If the problem space becomes too large for the platform team to handle, it's a good idea to consider extracting a piece of the platform into a separate module and then delegating the responsibility to another, more suitable team in the organisation. A good example might be considering adding support for data stores when it's not strongly represented in the team's current skill set, and it's better to delegate that responsibility to others while still maintaining it as a key platform capability.
In most cases, organisations start small with just one platform team. However, in large organisations, a platform may eventually require multiple teams to build and operate it. Based on my observations, there are two common ways to scale the platform team.
Organise by subdomains
This method is based on splitting the existing team into smaller sub-teams that focus on a particular area of the platform, while increasing the number of people. For example, a common use case for subdivision is as follows:
Site reliability engineering: Essentially responsible for lifecycle management of the platform, continuous improvement, scaling and performance monitoring.
Support: Answering other people's questions, helping with enablement and onboarding.
Implementation: Building the platform and automating processes. This can be broken down into specific technology areas such as networking, security, observability, compute, storage and more.
Consulting: Working across the product and platform teams and working with the company’s technology strategist. This role helps to inform platform strategy, build roadmaps and understand the business-specific problem space.
Migration: Supporting development teams in migration or merging other platforms.
There is, however, one important caveat:
“Generally speaking, teams composed only of people with single functional expertise should be avoided if we want to deliver software rapidly and safely.” Team Topologies by Matthew Skelton, Manuel Pais.
Organise by value streams
Based on my conversations with some people in the industry, they don't necessarily agree that scaling the platform team through smaller, more autonomous sub-teams is the right thing to do. Sooner or later it creates coordination overhead, knowledge gaps and becomes too hard to maintain.
Instead, they suggest aligning the team around the entire value stream. So they take ownership of the specific outcome from start to finish.
The way it works is that they form a fixed-time squad focused on enabling a specific product or team, frequently reconfiguring and evolving in their own space. The value stream in this case relates to services and products within the scope of the platform. It's based on a layered approach where one team provides the base platform and the second team focuses on supporting the service on top of the platform.
Which approach is better? Well, asking that is a bit like choosing between a road trip and a scenic train ride. Both have their charms. Let me leave this as an open question as it depends on the scale, scope of the work or structure of the team topologies. In my humble opinion, organising by sub-domain is more popular and typically happens organically. On the other hand, the value stream approach requires some careful planning and a different way of budgeting.

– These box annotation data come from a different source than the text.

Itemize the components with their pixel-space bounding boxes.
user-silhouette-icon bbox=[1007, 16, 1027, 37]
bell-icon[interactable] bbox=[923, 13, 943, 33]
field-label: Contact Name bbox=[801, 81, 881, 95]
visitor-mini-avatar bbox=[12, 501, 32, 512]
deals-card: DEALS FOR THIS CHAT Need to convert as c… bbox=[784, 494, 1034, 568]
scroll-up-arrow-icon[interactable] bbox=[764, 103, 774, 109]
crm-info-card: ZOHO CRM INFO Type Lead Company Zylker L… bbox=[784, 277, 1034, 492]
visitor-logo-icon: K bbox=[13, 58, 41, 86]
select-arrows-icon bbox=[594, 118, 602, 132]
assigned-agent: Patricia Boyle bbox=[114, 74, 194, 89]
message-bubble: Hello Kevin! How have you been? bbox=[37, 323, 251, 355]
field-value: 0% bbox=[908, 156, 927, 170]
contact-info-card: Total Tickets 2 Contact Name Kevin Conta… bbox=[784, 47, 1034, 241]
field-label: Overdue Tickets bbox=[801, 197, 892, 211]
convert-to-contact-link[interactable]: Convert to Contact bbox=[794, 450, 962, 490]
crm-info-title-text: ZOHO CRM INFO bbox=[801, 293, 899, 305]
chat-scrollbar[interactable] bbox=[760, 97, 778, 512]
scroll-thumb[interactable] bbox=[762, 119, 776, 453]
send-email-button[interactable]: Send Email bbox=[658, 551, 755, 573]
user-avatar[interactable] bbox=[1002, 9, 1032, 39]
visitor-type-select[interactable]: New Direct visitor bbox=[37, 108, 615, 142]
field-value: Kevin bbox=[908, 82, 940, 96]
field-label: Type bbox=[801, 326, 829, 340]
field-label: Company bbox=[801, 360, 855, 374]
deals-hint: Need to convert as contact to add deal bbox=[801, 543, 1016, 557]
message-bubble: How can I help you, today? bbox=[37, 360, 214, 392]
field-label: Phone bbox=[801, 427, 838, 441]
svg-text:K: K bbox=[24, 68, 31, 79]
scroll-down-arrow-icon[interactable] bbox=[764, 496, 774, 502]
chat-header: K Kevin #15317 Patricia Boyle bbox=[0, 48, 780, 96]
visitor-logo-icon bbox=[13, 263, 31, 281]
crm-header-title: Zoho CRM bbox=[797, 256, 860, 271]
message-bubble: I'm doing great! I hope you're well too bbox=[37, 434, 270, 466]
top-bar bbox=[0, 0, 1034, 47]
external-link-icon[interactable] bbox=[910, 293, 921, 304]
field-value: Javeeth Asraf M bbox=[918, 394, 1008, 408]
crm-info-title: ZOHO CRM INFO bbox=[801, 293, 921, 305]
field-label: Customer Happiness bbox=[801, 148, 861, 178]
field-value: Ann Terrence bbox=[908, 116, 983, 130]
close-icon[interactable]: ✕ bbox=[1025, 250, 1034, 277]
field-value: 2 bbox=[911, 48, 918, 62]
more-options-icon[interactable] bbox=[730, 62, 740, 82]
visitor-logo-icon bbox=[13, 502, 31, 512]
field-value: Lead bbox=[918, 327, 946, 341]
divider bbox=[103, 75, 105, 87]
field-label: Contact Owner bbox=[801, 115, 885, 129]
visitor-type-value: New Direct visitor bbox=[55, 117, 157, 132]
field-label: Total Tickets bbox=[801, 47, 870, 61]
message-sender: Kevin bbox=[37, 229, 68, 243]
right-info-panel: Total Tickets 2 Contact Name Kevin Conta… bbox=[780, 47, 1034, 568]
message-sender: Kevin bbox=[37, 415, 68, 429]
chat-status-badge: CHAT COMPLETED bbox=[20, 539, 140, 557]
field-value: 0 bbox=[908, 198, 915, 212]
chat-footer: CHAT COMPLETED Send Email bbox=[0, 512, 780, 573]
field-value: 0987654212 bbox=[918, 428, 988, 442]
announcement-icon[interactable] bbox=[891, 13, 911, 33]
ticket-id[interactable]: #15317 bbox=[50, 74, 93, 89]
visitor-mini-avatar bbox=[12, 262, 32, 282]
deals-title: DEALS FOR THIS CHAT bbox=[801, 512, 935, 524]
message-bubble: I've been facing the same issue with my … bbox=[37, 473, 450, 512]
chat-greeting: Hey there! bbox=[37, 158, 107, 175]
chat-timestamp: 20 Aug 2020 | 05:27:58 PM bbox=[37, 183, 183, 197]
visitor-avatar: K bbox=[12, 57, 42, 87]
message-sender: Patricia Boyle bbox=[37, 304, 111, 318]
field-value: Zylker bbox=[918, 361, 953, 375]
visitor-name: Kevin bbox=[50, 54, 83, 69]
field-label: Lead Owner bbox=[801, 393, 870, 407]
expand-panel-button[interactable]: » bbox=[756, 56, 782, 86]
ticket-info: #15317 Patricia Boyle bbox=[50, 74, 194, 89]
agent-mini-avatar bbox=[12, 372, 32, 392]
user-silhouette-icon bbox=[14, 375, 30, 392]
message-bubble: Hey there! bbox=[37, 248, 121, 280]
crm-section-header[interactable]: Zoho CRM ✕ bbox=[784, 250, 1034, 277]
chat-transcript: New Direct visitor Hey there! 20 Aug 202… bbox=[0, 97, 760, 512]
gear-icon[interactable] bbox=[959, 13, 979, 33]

Let's leave it there for now
We've explored the unique aspects of platform engineering and how having the right people on board can have a significant impact on your business. We've talked about traits to look for in platform engineers and ideas for scaling your team. Anything I missed?
Now that you've read this article, I hope you have a more complete view of the platform engineering landscape, its pitfalls and advantages. Everything in the above article is based on my own experience and from my individual point of view, which is why I want to ask you:
What's your perspective on platform engineering?
Do you have any interesting real-life stories to share?
What new dimensions did you discover while reading?